[Date Prev][Date Next][Thread Prev][Thread Next][Date Index][Thread Index]

[Condor-users] Recursive DAGman



Without going in to too much detail at this stage, we have a user who is
trying to get a recursive DAGman to work.
Can anyone point me at examples or advice on this?

At the end of the DAG script he does a convergence test and if necessary
re-submits the DAG with updated files.
At first this was failing because DAGman thought it was the same job and
the lock file stopped it running.
He 'fixed' this by renaming the recursive DAGman script.
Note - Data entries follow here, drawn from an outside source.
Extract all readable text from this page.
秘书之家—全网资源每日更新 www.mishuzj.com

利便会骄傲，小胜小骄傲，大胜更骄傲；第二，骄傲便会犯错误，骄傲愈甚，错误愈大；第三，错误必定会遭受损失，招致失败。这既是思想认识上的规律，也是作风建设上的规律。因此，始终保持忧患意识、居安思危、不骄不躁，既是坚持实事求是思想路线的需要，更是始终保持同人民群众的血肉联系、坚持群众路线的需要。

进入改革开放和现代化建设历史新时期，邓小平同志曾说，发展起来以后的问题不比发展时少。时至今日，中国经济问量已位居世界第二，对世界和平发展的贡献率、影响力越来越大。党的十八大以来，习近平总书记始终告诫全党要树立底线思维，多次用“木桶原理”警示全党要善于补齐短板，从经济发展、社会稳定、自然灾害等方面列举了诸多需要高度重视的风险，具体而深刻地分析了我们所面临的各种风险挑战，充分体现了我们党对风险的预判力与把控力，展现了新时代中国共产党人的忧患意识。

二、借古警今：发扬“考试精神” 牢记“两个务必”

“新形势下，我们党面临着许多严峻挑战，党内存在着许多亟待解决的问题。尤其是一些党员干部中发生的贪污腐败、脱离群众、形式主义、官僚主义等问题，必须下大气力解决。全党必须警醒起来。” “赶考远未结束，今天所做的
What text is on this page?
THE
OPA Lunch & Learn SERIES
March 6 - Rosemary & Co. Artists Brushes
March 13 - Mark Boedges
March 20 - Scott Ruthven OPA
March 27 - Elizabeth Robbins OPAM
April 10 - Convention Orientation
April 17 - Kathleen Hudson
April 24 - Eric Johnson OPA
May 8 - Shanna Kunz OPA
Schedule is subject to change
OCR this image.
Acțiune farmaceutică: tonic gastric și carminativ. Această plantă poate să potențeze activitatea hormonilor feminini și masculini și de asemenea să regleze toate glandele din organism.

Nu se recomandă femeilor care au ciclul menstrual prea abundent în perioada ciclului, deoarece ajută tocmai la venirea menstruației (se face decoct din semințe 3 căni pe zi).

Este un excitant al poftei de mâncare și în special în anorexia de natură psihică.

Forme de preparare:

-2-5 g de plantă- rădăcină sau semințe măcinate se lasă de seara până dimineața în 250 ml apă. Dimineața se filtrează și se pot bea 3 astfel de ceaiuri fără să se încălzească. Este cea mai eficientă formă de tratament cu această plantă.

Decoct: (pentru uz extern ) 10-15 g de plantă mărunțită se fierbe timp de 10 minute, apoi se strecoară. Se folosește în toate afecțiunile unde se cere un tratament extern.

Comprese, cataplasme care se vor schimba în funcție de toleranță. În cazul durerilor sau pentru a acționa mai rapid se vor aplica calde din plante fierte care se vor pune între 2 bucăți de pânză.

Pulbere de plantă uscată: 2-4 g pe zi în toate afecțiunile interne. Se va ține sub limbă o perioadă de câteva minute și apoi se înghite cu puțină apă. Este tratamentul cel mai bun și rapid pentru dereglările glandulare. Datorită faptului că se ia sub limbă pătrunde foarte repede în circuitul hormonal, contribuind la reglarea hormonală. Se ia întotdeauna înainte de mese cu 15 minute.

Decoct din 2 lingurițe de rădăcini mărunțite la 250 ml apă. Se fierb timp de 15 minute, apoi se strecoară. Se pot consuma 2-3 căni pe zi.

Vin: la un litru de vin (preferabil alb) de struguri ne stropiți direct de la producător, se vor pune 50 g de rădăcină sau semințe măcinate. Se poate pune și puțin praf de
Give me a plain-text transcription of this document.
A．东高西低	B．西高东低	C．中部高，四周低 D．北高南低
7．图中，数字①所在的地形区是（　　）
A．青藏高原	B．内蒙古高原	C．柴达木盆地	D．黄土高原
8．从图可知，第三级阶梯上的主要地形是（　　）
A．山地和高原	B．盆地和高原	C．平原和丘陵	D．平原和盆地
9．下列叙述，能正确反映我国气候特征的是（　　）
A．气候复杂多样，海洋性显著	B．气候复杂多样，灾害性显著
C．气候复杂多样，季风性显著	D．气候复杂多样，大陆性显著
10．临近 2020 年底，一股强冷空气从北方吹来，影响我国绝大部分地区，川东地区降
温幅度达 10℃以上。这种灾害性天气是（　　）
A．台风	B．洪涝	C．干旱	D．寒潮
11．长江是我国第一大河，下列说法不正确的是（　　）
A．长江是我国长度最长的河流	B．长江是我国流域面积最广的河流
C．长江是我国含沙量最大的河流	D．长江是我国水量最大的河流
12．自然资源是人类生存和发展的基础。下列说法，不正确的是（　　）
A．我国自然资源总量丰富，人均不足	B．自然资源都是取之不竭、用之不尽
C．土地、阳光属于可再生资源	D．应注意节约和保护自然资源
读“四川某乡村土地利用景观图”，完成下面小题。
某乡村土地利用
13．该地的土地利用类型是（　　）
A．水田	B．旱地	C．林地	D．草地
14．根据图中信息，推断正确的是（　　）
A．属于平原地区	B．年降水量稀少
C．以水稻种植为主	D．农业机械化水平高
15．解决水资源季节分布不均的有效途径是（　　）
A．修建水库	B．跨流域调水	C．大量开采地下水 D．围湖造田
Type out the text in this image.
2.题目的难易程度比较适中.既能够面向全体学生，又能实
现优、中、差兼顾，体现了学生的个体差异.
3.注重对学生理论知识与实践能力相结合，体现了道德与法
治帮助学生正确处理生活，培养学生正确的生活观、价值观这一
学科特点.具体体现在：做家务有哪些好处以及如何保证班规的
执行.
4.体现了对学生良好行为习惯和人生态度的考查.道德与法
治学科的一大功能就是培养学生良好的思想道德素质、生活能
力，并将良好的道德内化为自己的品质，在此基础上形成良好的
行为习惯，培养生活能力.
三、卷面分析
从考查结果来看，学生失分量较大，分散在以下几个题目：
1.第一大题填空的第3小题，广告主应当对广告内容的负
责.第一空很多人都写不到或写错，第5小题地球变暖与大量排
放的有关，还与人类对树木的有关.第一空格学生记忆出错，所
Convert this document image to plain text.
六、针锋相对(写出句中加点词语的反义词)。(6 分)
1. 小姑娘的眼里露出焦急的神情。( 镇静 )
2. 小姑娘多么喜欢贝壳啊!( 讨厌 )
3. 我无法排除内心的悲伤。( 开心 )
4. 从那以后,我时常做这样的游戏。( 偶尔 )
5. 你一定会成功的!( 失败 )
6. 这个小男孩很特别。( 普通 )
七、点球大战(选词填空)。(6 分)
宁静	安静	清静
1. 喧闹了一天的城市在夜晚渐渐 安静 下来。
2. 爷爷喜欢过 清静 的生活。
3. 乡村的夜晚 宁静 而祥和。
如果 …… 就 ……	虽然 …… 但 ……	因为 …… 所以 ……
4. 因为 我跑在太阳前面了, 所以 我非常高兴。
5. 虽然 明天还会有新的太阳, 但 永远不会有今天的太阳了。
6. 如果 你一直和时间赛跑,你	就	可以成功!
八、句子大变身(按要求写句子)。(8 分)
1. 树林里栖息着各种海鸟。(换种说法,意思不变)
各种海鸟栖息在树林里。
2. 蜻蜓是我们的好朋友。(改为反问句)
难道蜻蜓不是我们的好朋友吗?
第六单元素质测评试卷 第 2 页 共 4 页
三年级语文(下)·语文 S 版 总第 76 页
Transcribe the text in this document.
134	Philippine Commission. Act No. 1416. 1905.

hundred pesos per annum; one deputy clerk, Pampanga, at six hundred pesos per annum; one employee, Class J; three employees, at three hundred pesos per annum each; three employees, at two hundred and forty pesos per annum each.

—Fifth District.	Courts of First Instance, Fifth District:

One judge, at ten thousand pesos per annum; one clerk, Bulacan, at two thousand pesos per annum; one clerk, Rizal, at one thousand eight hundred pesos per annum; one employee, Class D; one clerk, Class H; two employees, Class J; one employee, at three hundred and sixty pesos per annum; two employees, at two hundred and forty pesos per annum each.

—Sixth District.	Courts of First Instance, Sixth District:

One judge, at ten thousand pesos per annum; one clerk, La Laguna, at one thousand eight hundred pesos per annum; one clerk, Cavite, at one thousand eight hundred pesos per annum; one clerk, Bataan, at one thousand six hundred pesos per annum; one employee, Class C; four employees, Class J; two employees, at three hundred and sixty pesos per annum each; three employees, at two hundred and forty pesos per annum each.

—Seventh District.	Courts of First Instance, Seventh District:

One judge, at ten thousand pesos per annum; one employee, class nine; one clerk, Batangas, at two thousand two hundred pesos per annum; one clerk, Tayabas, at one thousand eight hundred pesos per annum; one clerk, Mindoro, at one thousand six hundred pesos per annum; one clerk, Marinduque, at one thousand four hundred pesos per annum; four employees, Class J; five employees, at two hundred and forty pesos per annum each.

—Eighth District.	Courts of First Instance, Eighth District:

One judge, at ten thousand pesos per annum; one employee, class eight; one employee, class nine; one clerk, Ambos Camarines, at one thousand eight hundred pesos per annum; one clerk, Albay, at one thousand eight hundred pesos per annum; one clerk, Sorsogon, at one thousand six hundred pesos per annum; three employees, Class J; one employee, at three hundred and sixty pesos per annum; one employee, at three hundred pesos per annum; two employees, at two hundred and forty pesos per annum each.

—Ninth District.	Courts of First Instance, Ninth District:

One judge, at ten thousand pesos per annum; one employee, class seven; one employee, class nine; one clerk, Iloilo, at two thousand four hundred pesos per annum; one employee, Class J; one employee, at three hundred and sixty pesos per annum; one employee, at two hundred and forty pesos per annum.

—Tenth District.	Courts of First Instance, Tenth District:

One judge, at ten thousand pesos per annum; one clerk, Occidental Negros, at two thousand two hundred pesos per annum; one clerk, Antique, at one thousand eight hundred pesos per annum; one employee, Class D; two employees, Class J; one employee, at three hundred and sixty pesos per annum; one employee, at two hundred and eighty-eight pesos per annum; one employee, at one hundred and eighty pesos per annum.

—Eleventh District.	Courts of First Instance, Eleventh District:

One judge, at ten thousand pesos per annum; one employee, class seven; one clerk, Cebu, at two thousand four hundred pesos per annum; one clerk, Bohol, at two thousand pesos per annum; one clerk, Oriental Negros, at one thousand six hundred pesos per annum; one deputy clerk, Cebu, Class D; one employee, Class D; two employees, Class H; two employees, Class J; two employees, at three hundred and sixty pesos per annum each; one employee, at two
This is the comment I got from him
"So we can see, it has some issue that the parent process (I'm not
actually sure whether this is the parent dagman process or the parent
script) exits, causing the newly launched dagman process to get signal 3
and thus enter recovery mode. It does this infinitely, never escaping from
this loop until I removed the dagman process from the queue using
condor_rm."

I can supply more details if anyone can help; I've also asked him to
create a bare bones example of the problem
(the real one is quite hairy/messy).

Thanks all
-Ian


-- 
Ian Cottam
IT Services -- supporting research
Faculty of Engineering and Physical Sciences
The University of Manchester
"The only strategy that is guaranteed to fail is not taking risks." Mark
Zuckerberg